Well, thanks be to God that Luke takes care of that for me. All four gospel accounts start out with John the Baptist and his message of repentance. And two of them—Matthew and Luke—portray this exact moment when the crowds come out to be baptized by John in the Jordan. But only Luke tells us what the Baptizer said to the crowds when they asked him what they should do: “Whoever has two coats must share with anyone who has none; and whoever has food must do likewise.” To the tax collectors, he said, "Collect no more than the amount prescribed for you.” And to the soldiers, he said, “Do not extort money from anyone by threats or false accusation, and be satisfied with your wages.” Share. Don’t steal or extort. Be satisfied. Do that and you will be ready when the Lord comes. That doesn’t sound very threatening, does it?
That’s because repentance isn’t about perfection. It’s about living a life that reflects God’s priorities for the world. Think about the people to whom John the Baptist was speaking. Among them were tax collectors and soldiers—the most hated people in society. Their occupations represented everything that stood in the way of God’s kingdom, but John didn’t tell them to quit their jobs and become religious zealots. He merely asked them to do their jobs with dignity and honesty. We don’t have very many prostitutes, drug dealers, and loan sharks in our parish, but God’s message to them is the same as it is to the rest of us: you don’t have to be perfect; just stop living for yourself and start living for God’s kingdom.
Jesus Christ is coming.
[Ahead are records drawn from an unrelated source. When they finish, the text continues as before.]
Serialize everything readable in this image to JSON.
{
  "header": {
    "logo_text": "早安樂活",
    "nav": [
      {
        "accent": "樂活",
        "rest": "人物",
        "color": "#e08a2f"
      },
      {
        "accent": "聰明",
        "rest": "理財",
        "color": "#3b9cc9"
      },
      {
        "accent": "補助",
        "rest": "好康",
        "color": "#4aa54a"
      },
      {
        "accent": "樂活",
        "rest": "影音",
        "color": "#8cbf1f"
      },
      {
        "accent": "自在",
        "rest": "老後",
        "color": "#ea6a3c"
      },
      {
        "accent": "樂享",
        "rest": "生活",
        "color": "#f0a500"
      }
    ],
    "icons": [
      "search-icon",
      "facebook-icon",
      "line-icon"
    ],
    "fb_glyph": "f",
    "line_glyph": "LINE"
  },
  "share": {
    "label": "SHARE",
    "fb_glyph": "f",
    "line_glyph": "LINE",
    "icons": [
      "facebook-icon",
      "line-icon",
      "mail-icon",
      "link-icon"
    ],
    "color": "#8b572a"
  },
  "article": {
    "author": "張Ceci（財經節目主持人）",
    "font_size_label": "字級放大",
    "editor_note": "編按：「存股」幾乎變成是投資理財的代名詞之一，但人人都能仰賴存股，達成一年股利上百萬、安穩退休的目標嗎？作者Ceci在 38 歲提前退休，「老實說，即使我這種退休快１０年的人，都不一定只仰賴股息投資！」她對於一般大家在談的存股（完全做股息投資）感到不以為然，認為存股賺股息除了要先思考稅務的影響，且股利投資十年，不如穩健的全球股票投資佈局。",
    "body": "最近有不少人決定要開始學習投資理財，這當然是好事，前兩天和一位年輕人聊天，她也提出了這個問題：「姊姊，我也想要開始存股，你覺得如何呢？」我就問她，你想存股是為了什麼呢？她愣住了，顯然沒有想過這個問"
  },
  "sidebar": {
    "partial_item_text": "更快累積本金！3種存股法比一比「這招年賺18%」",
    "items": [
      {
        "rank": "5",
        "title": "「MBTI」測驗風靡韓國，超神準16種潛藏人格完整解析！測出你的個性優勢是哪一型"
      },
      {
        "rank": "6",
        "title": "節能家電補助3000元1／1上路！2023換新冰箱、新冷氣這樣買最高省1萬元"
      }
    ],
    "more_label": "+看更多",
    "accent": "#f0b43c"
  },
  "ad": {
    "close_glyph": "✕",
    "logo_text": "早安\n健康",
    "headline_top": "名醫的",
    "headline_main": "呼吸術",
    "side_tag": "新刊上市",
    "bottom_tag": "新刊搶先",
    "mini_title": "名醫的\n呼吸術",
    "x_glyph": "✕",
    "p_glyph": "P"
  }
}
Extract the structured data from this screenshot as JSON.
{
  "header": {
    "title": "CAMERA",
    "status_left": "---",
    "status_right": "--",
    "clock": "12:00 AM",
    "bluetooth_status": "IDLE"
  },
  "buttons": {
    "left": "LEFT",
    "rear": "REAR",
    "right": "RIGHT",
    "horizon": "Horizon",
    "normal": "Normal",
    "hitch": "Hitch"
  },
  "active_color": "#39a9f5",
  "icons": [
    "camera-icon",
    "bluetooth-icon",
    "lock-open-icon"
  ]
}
And, when he comes, he will judge the earth. And it’s up to us to be ready. But getting ready doesn’t mean being perfect. If perfection were what God requires, we’d be lost and without hope, and this message would be one of fear and desperation. We prepare for the coming of Christ through repentance. And repentance is as easy—and as challenging—as living a life that belongs in God’s kingdom. It’s as simple as sharing your coat and your food and conducting yourself honorably, and it’s as difficult as letting God’s ways become your ways.
Repent! Hear the good news! The kingdom of God is near. And, because of God’s mercies, it is within your reach. You don’t have to become Mother Teresa in order to partake in God’s kingdom, but you must yearn for a life that belongs to God as thoroughly as hers did. As John the Baptist declared, we cannot afford to wait. We must live that kingdom life now. And we do so not because we are afraid that Jesus could show up at any moment and catch us unprepared. We live that kingdom life because we know that Jesus will come back and the only way we can get ready to embrace his coming is to live as if he were already here.